- Transplantation
Transplantation (lat.), die Überpflanzung von Gewebsstücken zur Deckung von Defekten, namentlich die Überpflanzung von Hautläppchen. Die T. wird bei unvollständiger oder bei vollständiger Trennung vom Mutterboden ausgeführt. Im erstern Fall vermittelt ein Stiel, der die Blutgefäße enthält, die vorläufige Ernährung des losgetrennten Gewebstücks, wie bei vielen »plastischen Operationen« (s. d.), z. B. der künstlichen Nasenbildung. Im andern Fall schneidet man kleine, etwas mehr als linsengroße Hautläppchen mit scharfer Schere, z. B. zur Deckung einer großen Hautwunde, die sonst nicht vernarben kann, ab, legt sie auf die zuvor sorgfältig gereinigte granulierende Fläche und hält sie in dieser Lage durch zweckmäßigen Verband fest. Im günstigen Falle geht von den Rändern des überpflanzten Stückes eine Wucherung von Epithelzellen aus, welche die Überhäutung beschleunigt.

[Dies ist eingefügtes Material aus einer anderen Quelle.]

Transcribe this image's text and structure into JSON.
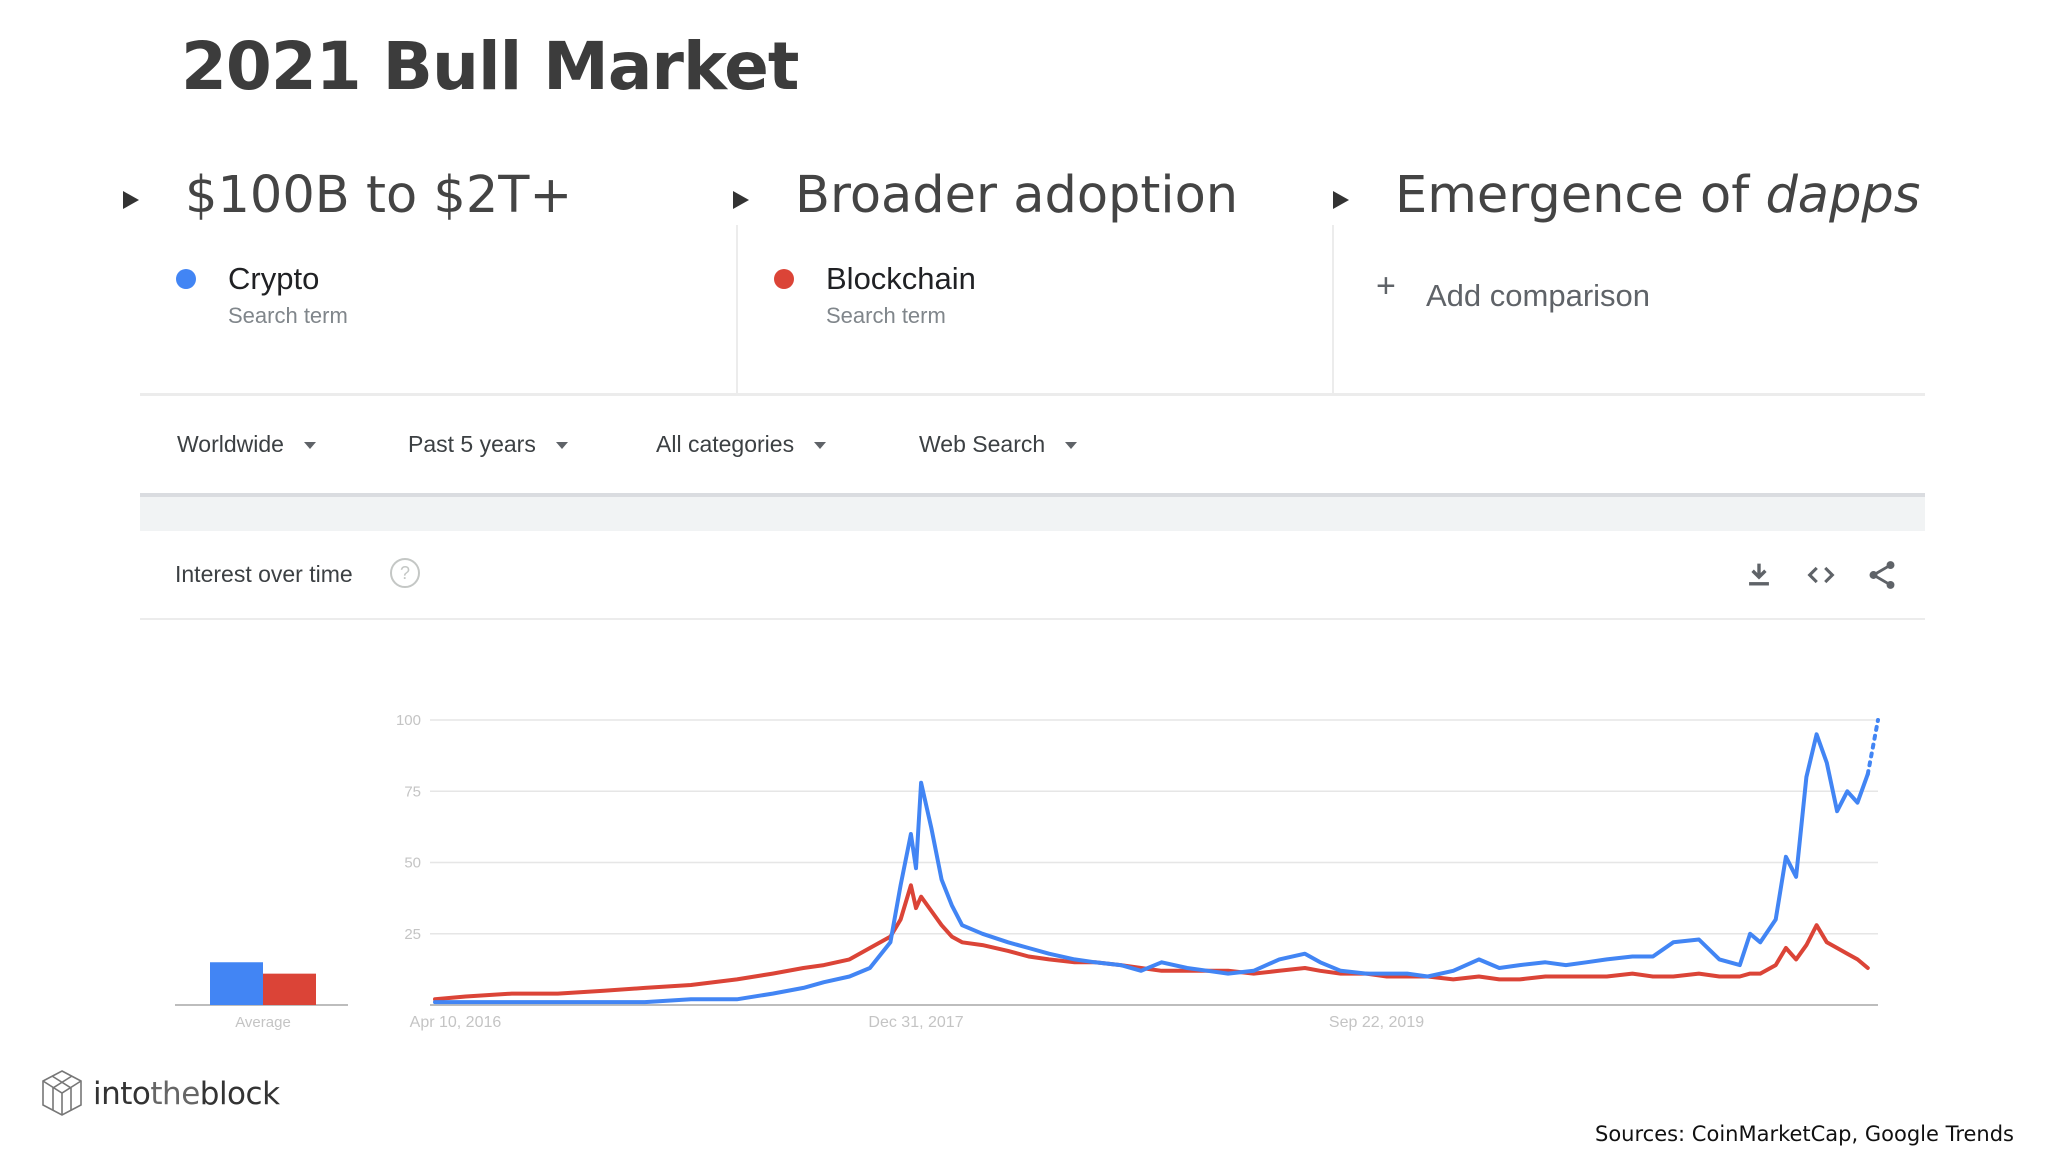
{
  "slide": {
    "title": "2021 Bull Market",
    "bullets": [
      {
        "text": "$100B to $2T+"
      },
      {
        "text": "Broader adoption"
      },
      {
        "text_prefix": "Emergence of ",
        "text_emphasis": "dapps"
      }
    ],
    "sources": "Sources: CoinMarketCap, Google Trends",
    "logo": {
      "text_prefix": "into",
      "text_middle": "the",
      "text_suffix": "block",
      "icon": "cube-logo-icon"
    }
  },
  "trends": {
    "terms": [
      {
        "name": "Crypto",
        "subtitle": "Search term",
        "color": "#4285f4"
      },
      {
        "name": "Blockchain",
        "subtitle": "Search term",
        "color": "#db4437"
      }
    ],
    "add_comparison": {
      "icon": "plus-icon",
      "label": "Add comparison"
    },
    "filters": [
      {
        "label": "Worldwide",
        "icon": "caret-down-icon"
      },
      {
        "label": "Past 5 years",
        "icon": "caret-down-icon"
      },
      {
        "label": "All categories",
        "icon": "caret-down-icon"
      },
      {
        "label": "Web Search",
        "icon": "caret-down-icon"
      }
    ],
    "card": {
      "title": "Interest over time",
      "help_icon": "help-circle-icon",
      "actions": [
        {
          "name": "download-icon",
          "label": "Download"
        },
        {
          "name": "embed-icon",
          "label": "Embed"
        },
        {
          "name": "share-icon",
          "label": "Share"
        }
      ]
    }
  },
  "chart_data": {
    "type": "line",
    "ylim": [
      0,
      100
    ],
    "yticks": [
      "100",
      "75",
      "50",
      "25"
    ],
    "xticks": [
      "Apr 10, 2016",
      "Dec 31, 2017",
      "Sep 22, 2019"
    ],
    "average_label": "Average",
    "average_values": [
      {
        "name": "Crypto",
        "value": 15
      },
      {
        "name": "Blockchain",
        "value": 11
      }
    ],
    "grid": true,
    "series": [
      {
        "name": "Crypto",
        "color": "#4285f4",
        "points": [
          [
            "2016-03-13",
            1
          ],
          [
            "2016-04-24",
            1
          ],
          [
            "2016-06-26",
            1
          ],
          [
            "2016-08-28",
            1
          ],
          [
            "2016-10-30",
            1
          ],
          [
            "2016-12-25",
            1
          ],
          [
            "2017-02-26",
            2
          ],
          [
            "2017-04-30",
            2
          ],
          [
            "2017-06-18",
            4
          ],
          [
            "2017-07-30",
            6
          ],
          [
            "2017-08-27",
            8
          ],
          [
            "2017-10-01",
            10
          ],
          [
            "2017-10-29",
            13
          ],
          [
            "2017-11-26",
            22
          ],
          [
            "2017-12-10",
            42
          ],
          [
            "2017-12-24",
            60
          ],
          [
            "2017-12-31",
            48
          ],
          [
            "2018-01-07",
            78
          ],
          [
            "2018-01-21",
            62
          ],
          [
            "2018-02-04",
            44
          ],
          [
            "2018-02-18",
            35
          ],
          [
            "2018-03-04",
            28
          ],
          [
            "2018-04-01",
            25
          ],
          [
            "2018-05-06",
            22
          ],
          [
            "2018-06-03",
            20
          ],
          [
            "2018-07-01",
            18
          ],
          [
            "2018-08-05",
            16
          ],
          [
            "2018-09-02",
            15
          ],
          [
            "2018-10-07",
            14
          ],
          [
            "2018-11-04",
            12
          ],
          [
            "2018-12-02",
            15
          ],
          [
            "2019-01-06",
            13
          ],
          [
            "2019-02-03",
            12
          ],
          [
            "2019-03-03",
            11
          ],
          [
            "2019-04-07",
            12
          ],
          [
            "2019-05-12",
            16
          ],
          [
            "2019-06-16",
            18
          ],
          [
            "2019-07-07",
            15
          ],
          [
            "2019-08-04",
            12
          ],
          [
            "2019-09-08",
            11
          ],
          [
            "2019-10-06",
            11
          ],
          [
            "2019-11-03",
            11
          ],
          [
            "2019-12-01",
            10
          ],
          [
            "2020-01-05",
            12
          ],
          [
            "2020-02-09",
            16
          ],
          [
            "2020-03-08",
            13
          ],
          [
            "2020-04-05",
            14
          ],
          [
            "2020-05-10",
            15
          ],
          [
            "2020-06-07",
            14
          ],
          [
            "2020-07-05",
            15
          ],
          [
            "2020-08-02",
            16
          ],
          [
            "2020-09-06",
            17
          ],
          [
            "2020-10-04",
            17
          ],
          [
            "2020-11-01",
            22
          ],
          [
            "2020-12-06",
            23
          ],
          [
            "2021-01-03",
            16
          ],
          [
            "2021-01-31",
            14
          ],
          [
            "2021-02-14",
            25
          ],
          [
            "2021-02-28",
            22
          ],
          [
            "2021-03-21",
            30
          ],
          [
            "2021-04-04",
            52
          ],
          [
            "2021-04-18",
            45
          ],
          [
            "2021-05-02",
            80
          ],
          [
            "2021-05-16",
            95
          ],
          [
            "2021-05-30",
            85
          ],
          [
            "2021-06-13",
            68
          ],
          [
            "2021-06-27",
            75
          ],
          [
            "2021-07-11",
            71
          ],
          [
            "2021-07-25",
            81
          ]
        ],
        "partial_points": [
          [
            "2021-07-25",
            81
          ],
          [
            "2021-08-08",
            100
          ]
        ]
      },
      {
        "name": "Blockchain",
        "color": "#db4437",
        "points": [
          [
            "2016-03-13",
            2
          ],
          [
            "2016-04-24",
            3
          ],
          [
            "2016-06-26",
            4
          ],
          [
            "2016-08-28",
            4
          ],
          [
            "2016-10-30",
            5
          ],
          [
            "2016-12-25",
            6
          ],
          [
            "2017-02-26",
            7
          ],
          [
            "2017-04-30",
            9
          ],
          [
            "2017-06-18",
            11
          ],
          [
            "2017-07-30",
            13
          ],
          [
            "2017-08-27",
            14
          ],
          [
            "2017-10-01",
            16
          ],
          [
            "2017-10-29",
            20
          ],
          [
            "2017-11-26",
            24
          ],
          [
            "2017-12-10",
            30
          ],
          [
            "2017-12-24",
            42
          ],
          [
            "2017-12-31",
            34
          ],
          [
            "2018-01-07",
            38
          ],
          [
            "2018-01-21",
            33
          ],
          [
            "2018-02-04",
            28
          ],
          [
            "2018-02-18",
            24
          ],
          [
            "2018-03-04",
            22
          ],
          [
            "2018-04-01",
            21
          ],
          [
            "2018-05-06",
            19
          ],
          [
            "2018-06-03",
            17
          ],
          [
            "2018-07-01",
            16
          ],
          [
            "2018-08-05",
            15
          ],
          [
            "2018-09-02",
            15
          ],
          [
            "2018-10-07",
            14
          ],
          [
            "2018-11-04",
            13
          ],
          [
            "2018-12-02",
            12
          ],
          [
            "2019-01-06",
            12
          ],
          [
            "2019-02-03",
            12
          ],
          [
            "2019-03-03",
            12
          ],
          [
            "2019-04-07",
            11
          ],
          [
            "2019-05-12",
            12
          ],
          [
            "2019-06-16",
            13
          ],
          [
            "2019-07-07",
            12
          ],
          [
            "2019-08-04",
            11
          ],
          [
            "2019-09-08",
            11
          ],
          [
            "2019-10-06",
            10
          ],
          [
            "2019-11-03",
            10
          ],
          [
            "2019-12-01",
            10
          ],
          [
            "2020-01-05",
            9
          ],
          [
            "2020-02-09",
            10
          ],
          [
            "2020-03-08",
            9
          ],
          [
            "2020-04-05",
            9
          ],
          [
            "2020-05-10",
            10
          ],
          [
            "2020-06-07",
            10
          ],
          [
            "2020-07-05",
            10
          ],
          [
            "2020-08-02",
            10
          ],
          [
            "2020-09-06",
            11
          ],
          [
            "2020-10-04",
            10
          ],
          [
            "2020-11-01",
            10
          ],
          [
            "2020-12-06",
            11
          ],
          [
            "2021-01-03",
            10
          ],
          [
            "2021-01-31",
            10
          ],
          [
            "2021-02-14",
            11
          ],
          [
            "2021-02-28",
            11
          ],
          [
            "2021-03-21",
            14
          ],
          [
            "2021-04-04",
            20
          ],
          [
            "2021-04-18",
            16
          ],
          [
            "2021-05-02",
            21
          ],
          [
            "2021-05-16",
            28
          ],
          [
            "2021-05-30",
            22
          ],
          [
            "2021-06-13",
            20
          ],
          [
            "2021-06-27",
            18
          ],
          [
            "2021-07-11",
            16
          ],
          [
            "2021-07-25",
            13
          ]
        ]
      }
    ]
  }
}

Man hat auch mit Erfolg Hautstückchen von frisch amputierten Gliedmaßen überpflanzt. Bei der Rhinoplastik verpflanzte König mit Erfolg Haut nebst Knochenhaut und oberster Stirnbeinlamelle. Die T. findet unter anderm bei Unterschenkelgeschwüren ausgebreitete Anwendung. Die Hauttransplantation wurde zuerst von Reverdin ausgeführt und von Thiersch sehr vervollkommt. – Als Sehnenüberpflanzung wird mit großem Erfolg ein Verfahren geübt, bei dem in die Sehnen gelähmter Muskeln eine Hälfte der längsgeteilten Sehne eines benachbarten, ähnlich wirkenden Muskels eingepflanzt wird. Auch Knochendefekte hat man durch Einheilung von Knochenstücken, Nervenlücken durch Einheilung von ausgeschnittenen Nervenstücken geheilt. Vgl. Korschelt, Regeneration und T. (Jena 1907).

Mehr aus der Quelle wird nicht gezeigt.